A critical gap in the investigation, however, was the disproportionate relation between transfection efficacy and induction efficacy (approximately 80% versus 23%), suggesting not all progenitor cells that express Atoh7 eventually advance to a committed RGC fate. As an essential upstream regulator, ATOH7 plays a key role in the establishment of RGC competence and subsequent control of RGC differentiation . It has been proposed that, during RGC genesis, the initial wave of Atoh7 confers postmitotic precursors with RGC competence by providing a favorable intrinsic environment for activation of the RGC differentiation cascade . However, Atoh7 alone is not sufficient to specify the RGC lineage; presumably, other downstream factors are needed to enable RGC-competent precursors to accomplish the final conversion . Adding to the complexity of this system, recently it has been proposed that a small subset of RGCs form from Neurod1-expressing precursors in a parallel pathway independent of ATOH7 [40,41]. The pathway to RGC commitment remains an intricate and incompletely understood process, and more work needs to be done to elucidate how these genes function in the transcriptional network circuitry. Unlike previous mouse iPSC (miPSC) lines , supplementing Notch inhibition of DAPT does not appear to increase the expression of RGC-related transcription factors in this investigation, suggesting that, not surprisingly, there may be species-specific differences between mouse and human iPSC lines in terms of RGC induction, or probably the transient exposure to high Atoh7 could overcome the negative regulation of the Notch signaling pathway.

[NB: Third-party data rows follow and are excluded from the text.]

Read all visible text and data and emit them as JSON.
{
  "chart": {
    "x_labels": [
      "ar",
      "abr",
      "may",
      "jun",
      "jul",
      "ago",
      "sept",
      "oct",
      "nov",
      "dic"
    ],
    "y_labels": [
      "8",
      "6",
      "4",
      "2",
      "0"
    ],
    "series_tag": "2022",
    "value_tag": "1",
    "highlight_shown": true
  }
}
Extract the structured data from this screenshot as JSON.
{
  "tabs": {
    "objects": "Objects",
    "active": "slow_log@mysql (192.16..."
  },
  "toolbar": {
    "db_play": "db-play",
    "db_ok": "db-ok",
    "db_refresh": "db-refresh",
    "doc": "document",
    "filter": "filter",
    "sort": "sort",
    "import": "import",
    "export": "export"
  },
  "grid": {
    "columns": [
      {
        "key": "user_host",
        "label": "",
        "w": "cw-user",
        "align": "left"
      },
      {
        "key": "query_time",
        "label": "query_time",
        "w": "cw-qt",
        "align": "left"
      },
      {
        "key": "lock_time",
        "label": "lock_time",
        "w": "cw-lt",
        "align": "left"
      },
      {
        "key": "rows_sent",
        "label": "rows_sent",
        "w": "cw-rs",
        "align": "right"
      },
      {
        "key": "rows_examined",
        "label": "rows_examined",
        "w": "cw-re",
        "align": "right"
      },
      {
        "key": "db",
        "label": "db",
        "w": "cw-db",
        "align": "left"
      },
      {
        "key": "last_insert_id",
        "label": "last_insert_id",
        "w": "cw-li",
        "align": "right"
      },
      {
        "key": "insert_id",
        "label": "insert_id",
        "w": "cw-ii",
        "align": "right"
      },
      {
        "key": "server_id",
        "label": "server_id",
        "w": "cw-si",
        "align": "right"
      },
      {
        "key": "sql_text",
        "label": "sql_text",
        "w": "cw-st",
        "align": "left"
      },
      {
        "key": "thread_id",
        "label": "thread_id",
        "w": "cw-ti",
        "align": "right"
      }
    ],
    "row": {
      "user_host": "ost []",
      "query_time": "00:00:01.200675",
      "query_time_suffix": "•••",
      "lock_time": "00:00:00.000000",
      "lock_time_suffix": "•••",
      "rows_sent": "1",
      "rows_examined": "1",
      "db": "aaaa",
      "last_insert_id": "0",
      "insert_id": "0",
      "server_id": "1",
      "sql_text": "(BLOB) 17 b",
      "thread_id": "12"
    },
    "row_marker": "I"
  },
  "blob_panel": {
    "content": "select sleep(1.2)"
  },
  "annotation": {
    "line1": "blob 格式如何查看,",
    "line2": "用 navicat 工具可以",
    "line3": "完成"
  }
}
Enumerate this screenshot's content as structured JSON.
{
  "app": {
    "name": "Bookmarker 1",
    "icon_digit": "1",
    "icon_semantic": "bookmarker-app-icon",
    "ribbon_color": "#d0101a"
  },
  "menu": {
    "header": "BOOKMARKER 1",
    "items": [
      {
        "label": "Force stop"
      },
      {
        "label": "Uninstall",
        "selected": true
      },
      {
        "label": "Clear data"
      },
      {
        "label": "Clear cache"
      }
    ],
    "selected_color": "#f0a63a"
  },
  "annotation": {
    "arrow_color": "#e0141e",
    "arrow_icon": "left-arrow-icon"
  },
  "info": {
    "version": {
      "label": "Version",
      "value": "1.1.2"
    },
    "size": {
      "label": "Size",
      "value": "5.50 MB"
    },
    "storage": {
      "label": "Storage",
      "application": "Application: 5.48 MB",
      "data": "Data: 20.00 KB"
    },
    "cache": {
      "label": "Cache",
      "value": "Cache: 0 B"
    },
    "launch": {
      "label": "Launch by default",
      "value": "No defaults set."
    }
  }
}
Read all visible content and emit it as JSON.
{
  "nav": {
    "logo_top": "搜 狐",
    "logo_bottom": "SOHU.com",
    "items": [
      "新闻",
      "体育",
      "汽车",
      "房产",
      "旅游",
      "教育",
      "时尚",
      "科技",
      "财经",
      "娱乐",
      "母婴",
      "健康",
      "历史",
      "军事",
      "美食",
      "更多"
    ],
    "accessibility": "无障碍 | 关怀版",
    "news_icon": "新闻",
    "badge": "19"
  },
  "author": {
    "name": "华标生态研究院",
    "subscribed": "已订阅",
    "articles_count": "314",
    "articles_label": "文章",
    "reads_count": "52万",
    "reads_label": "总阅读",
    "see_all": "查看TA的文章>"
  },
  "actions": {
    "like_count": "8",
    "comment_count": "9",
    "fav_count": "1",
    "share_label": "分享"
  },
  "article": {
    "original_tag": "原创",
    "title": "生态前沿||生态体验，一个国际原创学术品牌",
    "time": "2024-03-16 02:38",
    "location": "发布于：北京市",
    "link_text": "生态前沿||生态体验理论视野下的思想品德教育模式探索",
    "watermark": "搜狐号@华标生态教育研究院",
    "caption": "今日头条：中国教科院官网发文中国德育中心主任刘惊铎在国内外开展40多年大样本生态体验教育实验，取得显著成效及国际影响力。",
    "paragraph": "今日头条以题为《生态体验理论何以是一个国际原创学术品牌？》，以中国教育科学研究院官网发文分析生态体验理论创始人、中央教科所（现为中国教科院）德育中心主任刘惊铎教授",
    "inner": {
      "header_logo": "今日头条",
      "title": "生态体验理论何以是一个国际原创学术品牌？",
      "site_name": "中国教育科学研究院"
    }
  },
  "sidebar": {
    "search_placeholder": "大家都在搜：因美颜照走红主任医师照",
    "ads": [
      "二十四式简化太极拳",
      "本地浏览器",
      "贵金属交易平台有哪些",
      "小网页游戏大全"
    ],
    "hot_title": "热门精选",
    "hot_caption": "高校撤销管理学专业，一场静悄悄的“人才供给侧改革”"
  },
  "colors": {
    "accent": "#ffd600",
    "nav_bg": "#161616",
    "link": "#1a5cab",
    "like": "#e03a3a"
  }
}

Precise, efficient, and controlled directed differentiation of hPSCs is an important goal of regenerative medicine. Based on previous investigations, we devised a targeted and multidimensional RGC induction strategy for TiPSCs. Upon retinal differentiation, the TiPSCs initially yielded a highly enriched population of early eye field cells with DNL treatment. Moreover, using manual isolation techniques to selectively recover neural aggregates could allow for neuronal cell enrichment in the absence of an antibody or reporter. These TiPSC-derived RPC intermediaries, which are routinely >85% Chx10+ with FACS analysis, may be further expanded and frozen before differentiation allowing for a convenient downstream experiment. Last, by introducing the master transcription factor ATOH7, about 23% of the treated cells acquired RGC-like cell identities. In conclusion, our synergistic induction strategies combined with DNL treatment and Atoh7 overexpression can efficiently direct the stage-specific differentiation of human TiPSC toward RGC lineage, which should aid in the future therapeutic application of patient-tailored cellular material to replace injured RGCs that occur in glaucoma.
This study was supported by National Natural Science Foundation of China Grants 81371007, 81430009, Science and Technology Planning Projects of Guangdong Province Grant 2014B020225001, Science and Technology Program of Guangzhou Grant 15570001, and Fundamental Research Funds of the State Key Laboratory of Ophthalmology Grant 2012IP02.